From Publishers Weekly
In this historical mystery "lite," Wilkie Collins and his mentor, Charles Dickens, aided by Charles Dodgson, investigate the murder of one of Dodgson's fellow Oxford dons. As in other novels in this series (The Detective and Mr. Dickens, etc.), Dickens's mistress, the actress Ellen Ternan, plays a key roleDhere disguised as a barmaid at an Oxford pub, where she's planted in hopes she'll overhear members of the odd circle of dons that included the victim reveal some clue to his murder. Our heroes come to realize that these dons are involved in a neo-Gunpowder Plot, only possibly harmless, timed for Queen Victoria's annual Oxford visit. The author, a Dickens scholar, keeps the reader guessing the motives and the identity of the group's ringleader, while the jealous agonies that Dickens goes through as Ellen plays her often saucy part account for much of the fun in this "secret Victorian journal." Fun of a different sort is spotting the anachronisms. The year is 1853, yet Dodgson in a major scene uses "flash powder" to take a picture in the dark, decades before flash photography. Most egregious, however, is Mycroft Holmes, in a cameo role as a government agent, speaking of his "eccentric younger brother" the year before the great detective's birth. Some readers won't notice or care, but for the more literate, the prime audience for this type of mystery, such lapses only undermine the spell. An attractive period dust jacket is a plus.

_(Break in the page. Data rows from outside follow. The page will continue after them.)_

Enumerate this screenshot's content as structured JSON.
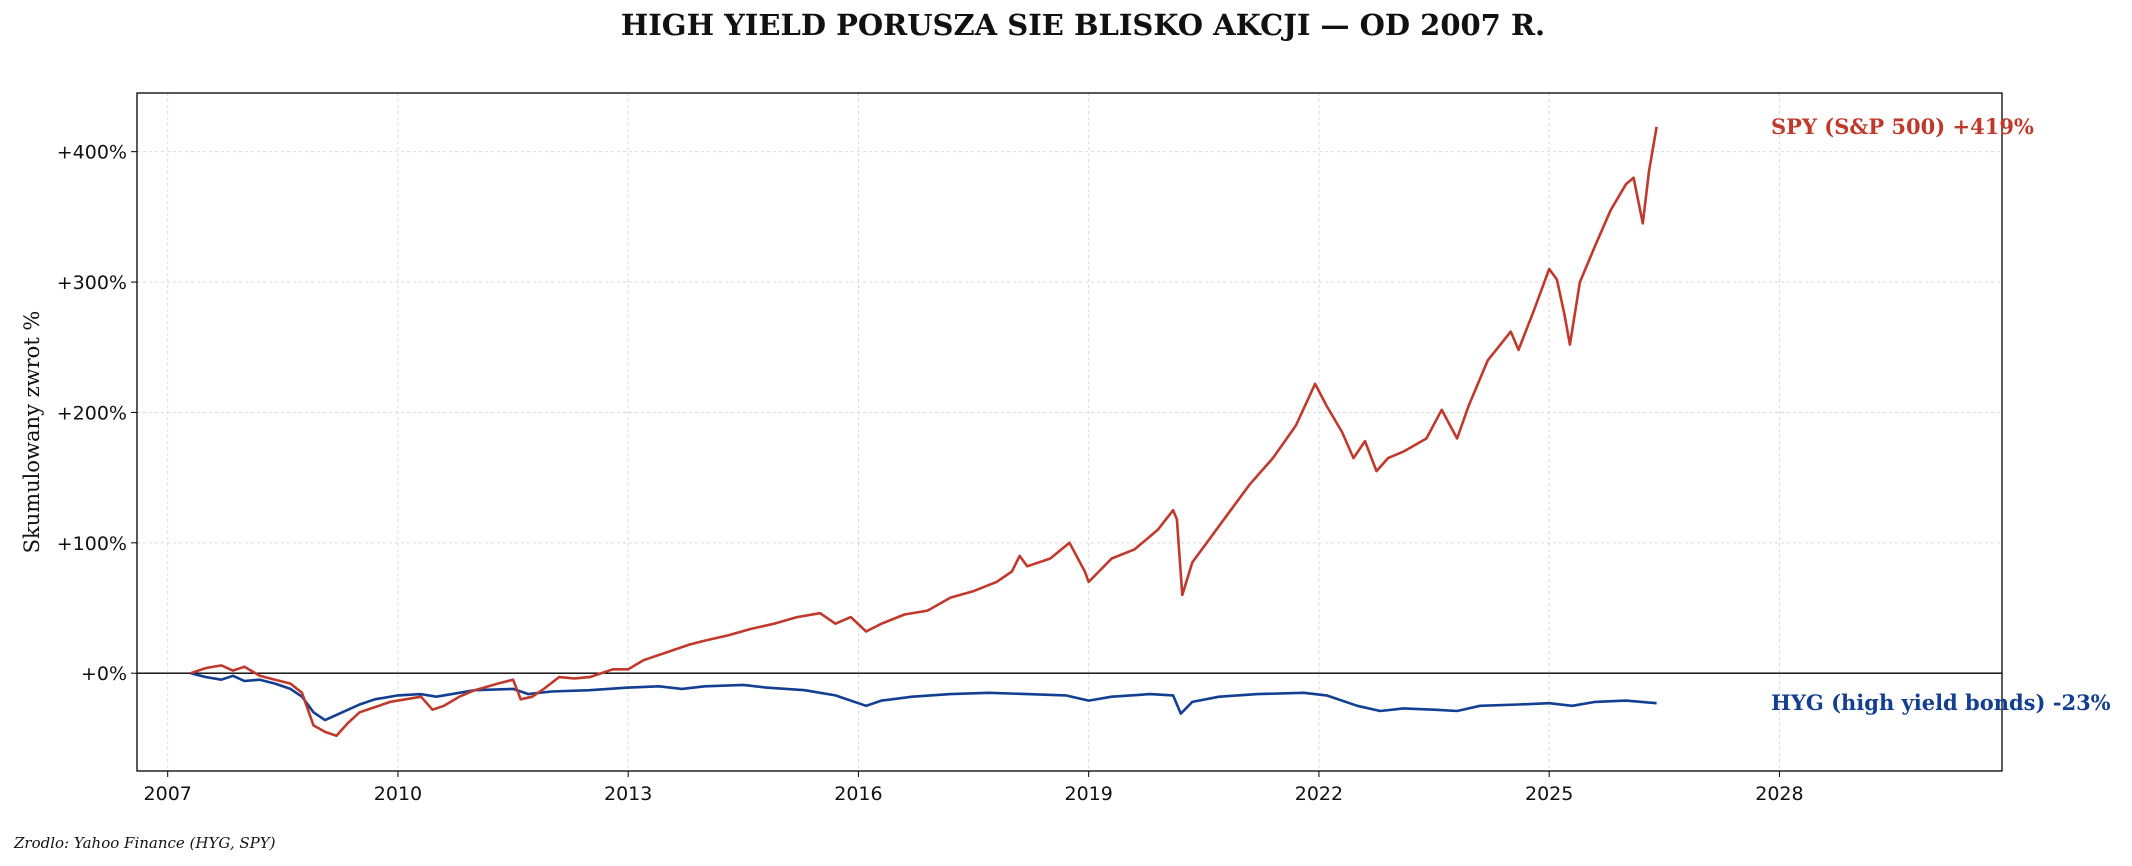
{
  "chart_data": {
    "type": "line",
    "title": "HIGH YIELD PORUSZA SIE BLISKO AKCJI — OD 2007 R.",
    "ylabel": "Skumulowany zwrot %",
    "xlabel": "",
    "source": "Zrodlo: Yahoo Finance (HYG, SPY)",
    "xlim": [
      2006.6,
      2030.9
    ],
    "ylim": [
      -75,
      445
    ],
    "x_ticks": [
      2007,
      2010,
      2013,
      2016,
      2019,
      2022,
      2025,
      2028
    ],
    "x_tick_labels": [
      "2007",
      "2010",
      "2013",
      "2016",
      "2019",
      "2022",
      "2025",
      "2028"
    ],
    "y_ticks": [
      0,
      100,
      200,
      300,
      400
    ],
    "y_tick_labels": [
      "+0%",
      "+100%",
      "+200%",
      "+300%",
      "+400%"
    ],
    "grid": true,
    "zero_line": true,
    "series": [
      {
        "name": "SPY (S&P 500)",
        "end_label": "SPY (S&P 500)  +419%",
        "color": "#c0392b",
        "points": [
          [
            2007.3,
            0
          ],
          [
            2007.5,
            4
          ],
          [
            2007.7,
            6
          ],
          [
            2007.85,
            2
          ],
          [
            2008.0,
            5
          ],
          [
            2008.2,
            -2
          ],
          [
            2008.4,
            -5
          ],
          [
            2008.6,
            -8
          ],
          [
            2008.75,
            -15
          ],
          [
            2008.9,
            -40
          ],
          [
            2009.05,
            -45
          ],
          [
            2009.2,
            -48
          ],
          [
            2009.35,
            -38
          ],
          [
            2009.5,
            -30
          ],
          [
            2009.7,
            -26
          ],
          [
            2009.9,
            -22
          ],
          [
            2010.1,
            -20
          ],
          [
            2010.3,
            -18
          ],
          [
            2010.45,
            -28
          ],
          [
            2010.6,
            -25
          ],
          [
            2010.8,
            -18
          ],
          [
            2011.0,
            -13
          ],
          [
            2011.3,
            -8
          ],
          [
            2011.5,
            -5
          ],
          [
            2011.6,
            -20
          ],
          [
            2011.75,
            -18
          ],
          [
            2011.9,
            -12
          ],
          [
            2012.1,
            -3
          ],
          [
            2012.3,
            -4
          ],
          [
            2012.5,
            -3
          ],
          [
            2012.8,
            3
          ],
          [
            2013.0,
            3
          ],
          [
            2013.2,
            10
          ],
          [
            2013.5,
            16
          ],
          [
            2013.8,
            22
          ],
          [
            2014.0,
            25
          ],
          [
            2014.3,
            29
          ],
          [
            2014.6,
            34
          ],
          [
            2014.9,
            38
          ],
          [
            2015.2,
            43
          ],
          [
            2015.5,
            46
          ],
          [
            2015.7,
            38
          ],
          [
            2015.9,
            43
          ],
          [
            2016.1,
            32
          ],
          [
            2016.3,
            38
          ],
          [
            2016.6,
            45
          ],
          [
            2016.9,
            48
          ],
          [
            2017.2,
            58
          ],
          [
            2017.5,
            63
          ],
          [
            2017.8,
            70
          ],
          [
            2018.0,
            78
          ],
          [
            2018.1,
            90
          ],
          [
            2018.2,
            82
          ],
          [
            2018.5,
            88
          ],
          [
            2018.75,
            100
          ],
          [
            2018.95,
            78
          ],
          [
            2019.0,
            70
          ],
          [
            2019.3,
            88
          ],
          [
            2019.6,
            95
          ],
          [
            2019.9,
            110
          ],
          [
            2020.1,
            125
          ],
          [
            2020.15,
            118
          ],
          [
            2020.22,
            60
          ],
          [
            2020.35,
            85
          ],
          [
            2020.6,
            105
          ],
          [
            2020.85,
            125
          ],
          [
            2021.1,
            145
          ],
          [
            2021.4,
            165
          ],
          [
            2021.7,
            190
          ],
          [
            2021.95,
            222
          ],
          [
            2022.1,
            205
          ],
          [
            2022.3,
            185
          ],
          [
            2022.45,
            165
          ],
          [
            2022.6,
            178
          ],
          [
            2022.75,
            155
          ],
          [
            2022.9,
            165
          ],
          [
            2023.1,
            170
          ],
          [
            2023.4,
            180
          ],
          [
            2023.6,
            202
          ],
          [
            2023.8,
            180
          ],
          [
            2023.95,
            205
          ],
          [
            2024.2,
            240
          ],
          [
            2024.5,
            262
          ],
          [
            2024.6,
            248
          ],
          [
            2024.8,
            278
          ],
          [
            2025.0,
            310
          ],
          [
            2025.1,
            302
          ],
          [
            2025.2,
            275
          ],
          [
            2025.27,
            252
          ],
          [
            2025.4,
            300
          ],
          [
            2025.6,
            328
          ],
          [
            2025.8,
            355
          ],
          [
            2026.0,
            375
          ],
          [
            2026.1,
            380
          ],
          [
            2026.22,
            345
          ],
          [
            2026.3,
            385
          ],
          [
            2026.4,
            419
          ]
        ]
      },
      {
        "name": "HYG (high yield bonds)",
        "end_label": "HYG (high yield bonds)  -23%",
        "color": "#123f91",
        "points": [
          [
            2007.3,
            0
          ],
          [
            2007.5,
            -3
          ],
          [
            2007.7,
            -5
          ],
          [
            2007.85,
            -2
          ],
          [
            2008.0,
            -6
          ],
          [
            2008.2,
            -5
          ],
          [
            2008.4,
            -8
          ],
          [
            2008.6,
            -12
          ],
          [
            2008.75,
            -18
          ],
          [
            2008.9,
            -30
          ],
          [
            2009.05,
            -36
          ],
          [
            2009.2,
            -32
          ],
          [
            2009.35,
            -28
          ],
          [
            2009.5,
            -24
          ],
          [
            2009.7,
            -20
          ],
          [
            2010.0,
            -17
          ],
          [
            2010.3,
            -16
          ],
          [
            2010.5,
            -18
          ],
          [
            2010.8,
            -15
          ],
          [
            2011.0,
            -13
          ],
          [
            2011.5,
            -12
          ],
          [
            2011.7,
            -16
          ],
          [
            2012.0,
            -14
          ],
          [
            2012.5,
            -13
          ],
          [
            2013.0,
            -11
          ],
          [
            2013.4,
            -10
          ],
          [
            2013.7,
            -12
          ],
          [
            2014.0,
            -10
          ],
          [
            2014.5,
            -9
          ],
          [
            2014.8,
            -11
          ],
          [
            2015.3,
            -13
          ],
          [
            2015.7,
            -17
          ],
          [
            2016.1,
            -25
          ],
          [
            2016.3,
            -21
          ],
          [
            2016.7,
            -18
          ],
          [
            2017.2,
            -16
          ],
          [
            2017.7,
            -15
          ],
          [
            2018.2,
            -16
          ],
          [
            2018.7,
            -17
          ],
          [
            2019.0,
            -21
          ],
          [
            2019.3,
            -18
          ],
          [
            2019.8,
            -16
          ],
          [
            2020.1,
            -17
          ],
          [
            2020.2,
            -31
          ],
          [
            2020.35,
            -22
          ],
          [
            2020.7,
            -18
          ],
          [
            2021.2,
            -16
          ],
          [
            2021.8,
            -15
          ],
          [
            2022.1,
            -17
          ],
          [
            2022.5,
            -25
          ],
          [
            2022.8,
            -29
          ],
          [
            2023.1,
            -27
          ],
          [
            2023.5,
            -28
          ],
          [
            2023.8,
            -29
          ],
          [
            2024.1,
            -25
          ],
          [
            2024.6,
            -24
          ],
          [
            2025.0,
            -23
          ],
          [
            2025.3,
            -25
          ],
          [
            2025.6,
            -22
          ],
          [
            2026.0,
            -21
          ],
          [
            2026.4,
            -23
          ]
        ]
      }
    ]
  }
}
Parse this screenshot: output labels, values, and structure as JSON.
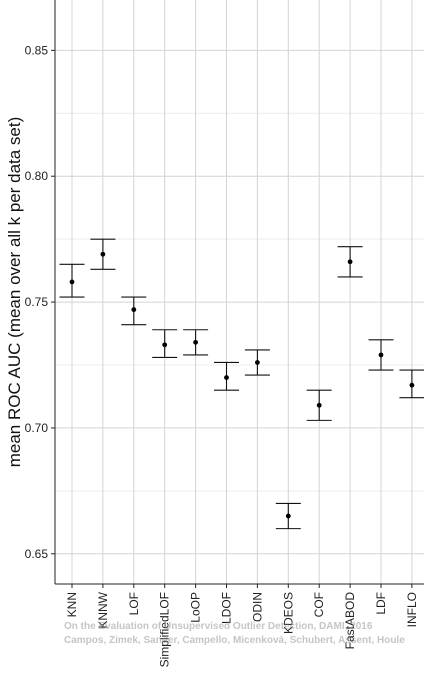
{
  "chart_data": {
    "type": "errorbar",
    "ylabel": "mean ROC AUC (mean over all k per data set)",
    "ylim": [
      0.638,
      0.87
    ],
    "yticks": [
      0.65,
      0.7,
      0.75,
      0.8,
      0.85
    ],
    "ytick_labels": [
      "0.65",
      "0.70",
      "0.75",
      "0.80",
      "0.85"
    ],
    "grid": true,
    "categories": [
      "KNN",
      "KNNW",
      "LOF",
      "SimplifiedLOF",
      "LoOP",
      "LDOF",
      "ODIN",
      "KDEOS",
      "COF",
      "FastABOD",
      "LDF",
      "INFLO"
    ],
    "series": [
      {
        "mean": [
          0.758,
          0.769,
          0.747,
          0.733,
          0.734,
          0.72,
          0.726,
          0.665,
          0.709,
          0.766,
          0.729,
          0.717
        ],
        "lower": [
          0.752,
          0.763,
          0.741,
          0.728,
          0.729,
          0.715,
          0.721,
          0.66,
          0.703,
          0.76,
          0.723,
          0.712
        ],
        "upper": [
          0.765,
          0.775,
          0.752,
          0.739,
          0.739,
          0.726,
          0.731,
          0.67,
          0.715,
          0.772,
          0.735,
          0.723
        ]
      }
    ]
  },
  "watermark": {
    "line1": "On the Evaluation of Unsupervised Outlier Detection, DAMI, 2016",
    "line2": "Campos, Zimek, Sander, Campello, Micenková, Schubert, Assent, Houle"
  }
}
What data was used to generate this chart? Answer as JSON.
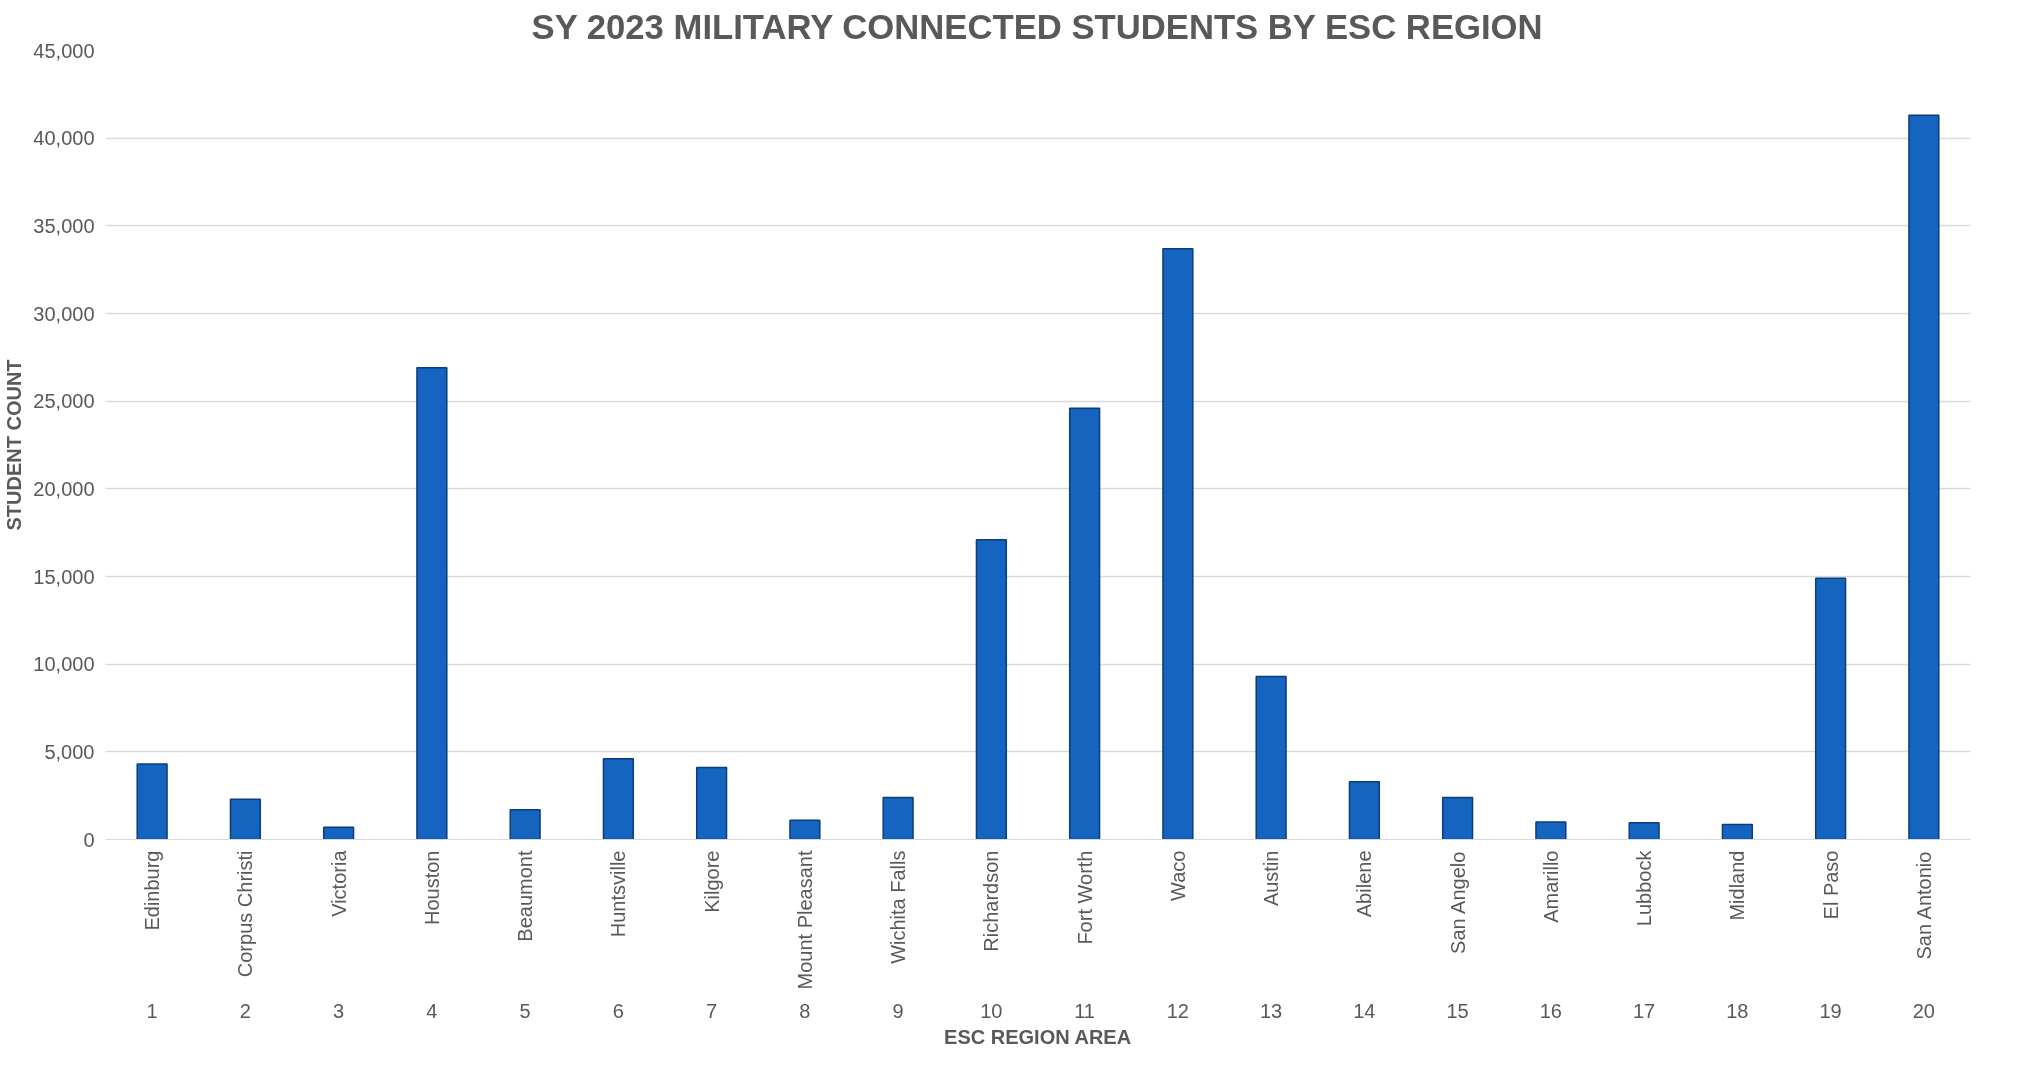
{
  "chart_data": {
    "type": "bar",
    "title": "SY 2023 MILITARY CONNECTED STUDENTS BY ESC REGION",
    "xlabel": "ESC REGION AREA",
    "ylabel": "STUDENT COUNT",
    "x": [
      1,
      2,
      3,
      4,
      5,
      6,
      7,
      8,
      9,
      10,
      11,
      12,
      13,
      14,
      15,
      16,
      17,
      18,
      19,
      20
    ],
    "values": [
      4300,
      2300,
      700,
      26900,
      1700,
      4600,
      4100,
      1100,
      2400,
      17100,
      24600,
      33700,
      9300,
      3300,
      2400,
      1000,
      950,
      850,
      14900,
      41300
    ],
    "color": "#1565c0",
    "xlim": [
      0.5,
      20.5
    ],
    "xticks": [
      1,
      2,
      3,
      4,
      5,
      6,
      7,
      8,
      9,
      10,
      11,
      12,
      13,
      14,
      15,
      16,
      17,
      18,
      19,
      20
    ],
    "ylim": [
      0,
      45000
    ],
    "yticks": [
      {
        "value": 0,
        "label": "0"
      },
      {
        "value": 5000,
        "label": "5,000"
      },
      {
        "value": 10000,
        "label": "10,000"
      },
      {
        "value": 15000,
        "label": "15,000"
      },
      {
        "value": 20000,
        "label": "20,000"
      },
      {
        "value": 25000,
        "label": "25,000"
      },
      {
        "value": 30000,
        "label": "30,000"
      },
      {
        "value": 35000,
        "label": "35,000"
      },
      {
        "value": 40000,
        "label": "40,000"
      },
      {
        "value": 45000,
        "label": "45,000"
      }
    ],
    "grid": "y",
    "annotations": [
      "Edinburg",
      "Corpus Christi",
      "Victoria",
      "Houston",
      "Beaumont",
      "Huntsville",
      "Kilgore",
      "Mount Pleasant",
      "Wichita Falls",
      "Richardson",
      "Fort Worth",
      "Waco",
      "Austin",
      "Abilene",
      "San Angelo",
      "Amarillo",
      "Lubbock",
      "Midland",
      "El Paso",
      "San Antonio"
    ]
  }
}
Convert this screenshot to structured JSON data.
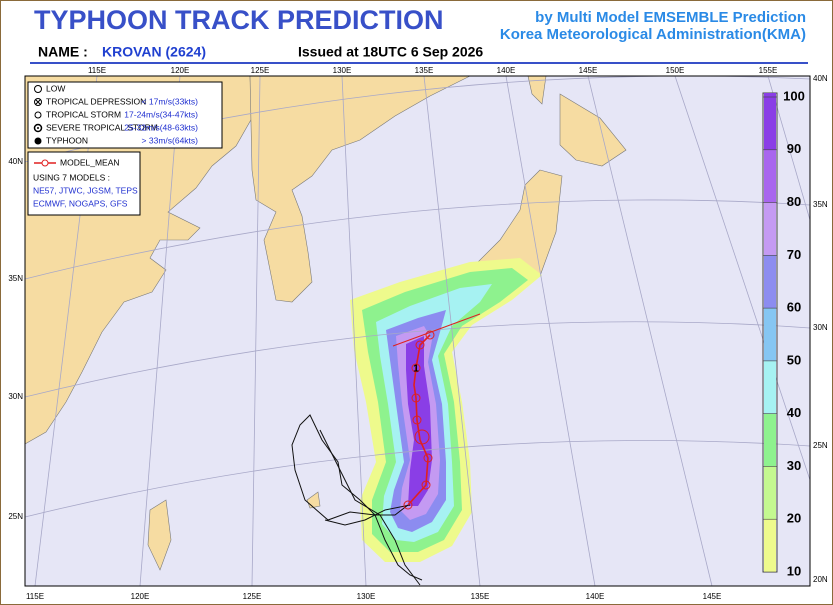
{
  "header": {
    "title": "TYPHOON  TRACK  PREDICTION",
    "subtitle": "by Multi Model EMSEMBLE Prediction",
    "agency": "Korea Meteorological Administration(KMA)",
    "name_label": "NAME :",
    "name": "KROVAN (2624)",
    "issued": "Issued at  18UTC  6 Sep 2026"
  },
  "legend": {
    "intensity": [
      {
        "label": "LOW"
      },
      {
        "label": "TROPICAL DEPRESSION",
        "range": "< 17m/s(33kts)"
      },
      {
        "label": "TROPICAL STORM",
        "range": "17-24m/s(34-47kts)"
      },
      {
        "label": "SEVERE TROPICAL STORM",
        "range": "25-32m/s(48-63kts)"
      },
      {
        "label": "TYPHOON",
        "range": "> 33m/s(64kts)"
      }
    ],
    "model_mean": "MODEL_MEAN",
    "models_title": "USING 7 MODELS :",
    "models": [
      "NE57, JTWC, JGSM, TEPS",
      "ECMWF, NOGAPS, GFS"
    ]
  },
  "map": {
    "lon_top": [
      "115E",
      "120E",
      "125E",
      "130E",
      "135E",
      "140E",
      "145E",
      "150E",
      "155E"
    ],
    "lon_bottom": [
      "115E",
      "120E",
      "125E",
      "130E",
      "135E",
      "140E",
      "145E"
    ],
    "lat_left": [
      "40N",
      "35N",
      "30N",
      "25N"
    ],
    "lat_right": [
      "40N",
      "35N",
      "30N",
      "25N",
      "20N"
    ],
    "track_label": "1"
  },
  "colorbar": {
    "levels": [
      100,
      90,
      80,
      70,
      60,
      50,
      40,
      30,
      20,
      10
    ],
    "colors": [
      "#8a3ee6",
      "#a866ee",
      "#c49af2",
      "#8c8cf0",
      "#86c6f2",
      "#a6f2f2",
      "#8ef28e",
      "#c4f890",
      "#eefa8c"
    ]
  }
}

Copyright 2000 Reed Business Information, Inc.
From Booklist
In his series of Dickens mysteries (this is the fourth), Palmer uses the literary device of "discovering" a forgotten manuscript: he gives us the secret journals of novelist Wilkie Collins (
The Woman in White, The Moon stone), in which Collins plays Boswell to his friend Dickens. Once again, Inspector Field of the Metropolitan London Protectives asks Dickens' help in crime solving. A gentleman, whose cravat identifies him as an Oxford man, has been murdered in an opium den. The Oxford connection allows the trio to consult Charles Dodgson (aka Lewis Carroll), teaching fellow at Oxford, and to engage actress Ellen Ternan as a barmaid-spy in an Oxford pub. The plot expands into the nick-of-time unearthing of a conspiracy with explosive implications. Although the inclusion of Dickens and his sidekicks in these mysteries sometimes strains credulity, the vibrant Victorian social history and intriguing biographical details about Dickens are worth the occasional creakiness of the machinery.